The little boy who had always wanted to fly like a bird ran over to his new friend and said, "You are my only friend and I wish that there was something that I could do to make you walk and run like other little boys and girls. But I can't. But there is something that I can do for you."

The little orphan boy turned around and told his new friend to slide up onto his back. He then began to run across the grass. Faster and faster he ran, carrying the little crippled boy on his back. Faster and harder he ran across the park. Harder and harder he made his legs travel. Soon the wind just whistled across the two little boys' faces.

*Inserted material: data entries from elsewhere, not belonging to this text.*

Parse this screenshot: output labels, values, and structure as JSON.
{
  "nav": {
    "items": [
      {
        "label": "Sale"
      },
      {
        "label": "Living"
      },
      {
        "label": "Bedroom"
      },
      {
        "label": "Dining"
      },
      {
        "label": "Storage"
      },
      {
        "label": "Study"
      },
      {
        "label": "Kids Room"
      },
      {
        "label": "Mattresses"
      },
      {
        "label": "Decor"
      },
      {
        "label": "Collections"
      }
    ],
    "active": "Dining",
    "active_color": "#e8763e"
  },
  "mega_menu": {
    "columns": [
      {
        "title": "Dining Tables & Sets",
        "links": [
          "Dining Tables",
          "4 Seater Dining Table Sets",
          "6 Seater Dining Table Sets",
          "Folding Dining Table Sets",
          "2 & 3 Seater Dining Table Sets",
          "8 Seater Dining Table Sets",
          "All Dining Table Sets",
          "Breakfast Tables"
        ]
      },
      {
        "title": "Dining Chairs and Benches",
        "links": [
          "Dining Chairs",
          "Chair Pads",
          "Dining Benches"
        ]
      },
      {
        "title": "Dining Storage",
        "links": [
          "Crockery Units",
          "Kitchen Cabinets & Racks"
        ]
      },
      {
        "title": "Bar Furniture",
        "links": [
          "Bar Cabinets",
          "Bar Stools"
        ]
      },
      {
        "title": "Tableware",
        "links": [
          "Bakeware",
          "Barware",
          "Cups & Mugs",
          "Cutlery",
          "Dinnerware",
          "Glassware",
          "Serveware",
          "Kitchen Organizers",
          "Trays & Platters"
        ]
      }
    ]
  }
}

The little boy's father began to cry as he watched his beautiful little crippled son flapping his arms up and down in the wind, all the while yelling at the top of his voice,

"I'M FLYING, DADDY. I'M FLYING!"

By helping others with their challenges, you also overcome your own.

Friday, January 2, 2009

Quote - 2nd January 2009

"People might not get all they work for in this world, but they must certainly work for all they get." - Frederick Douglass

"Old age is not so bad when you consider the alternatives." - Maurice Chevalier

"Every Mother hopes that her daughter will find a Man better than hers and she is sure that her son won't find a wife better than his father's" - Anonymous

Wednesday, December 31, 2008

Be on Time..

Taken from Rex Barker's Joke of the Day mailer

After twenty-five years in the same parish, Father O'Malley was saying his farewells at his retirement dinner. An eminent member of the congregation - a leading politician - had been asked to make a presentation and a short speech, but was late arriving. So the priest took it upon himself to fill the time, and stood up to the microphone:

"I remember the first confession I heard here twenty-five years ago and it worried me as to what sort of place I'd come to... That first confession remains the worst I've ever heard. The chap confessed that he'd stolen a TV set from a neighbor and lied to the police when questioned, successfully blaming it on a local scallywag. He said that he'd stolen money from his parents and from his employer; that he'd had affairs with several of his friends' wives; that he'd taken hard drugs, and had slept with another woman and given her a disease.

You can imagine what I thought... However I'm pleased to say that as the days passed I soon realized that this sad fellow was a frightful exception and that this parish was indeed a wonderful place full of kind and decent people..."

At this point the politician arrived and apologized for being late, and keen to take the stage, he immediately stepped up to the microphone and pulled his speech from his pocket: "I'll always remember when Father O'Malley first came to our parish," said the politician, "In fact, I'm pretty certain that I was the first person in the parish that he heard in confession....."

Being on time is a virtue. It shows you that first of all you respect yourself and your own time, and that you take life seriously. It also shows others that you respect them and value their time. If you are a perennially late person, push yourself hard to be on time for just days --- and then see if you feel better about yourself.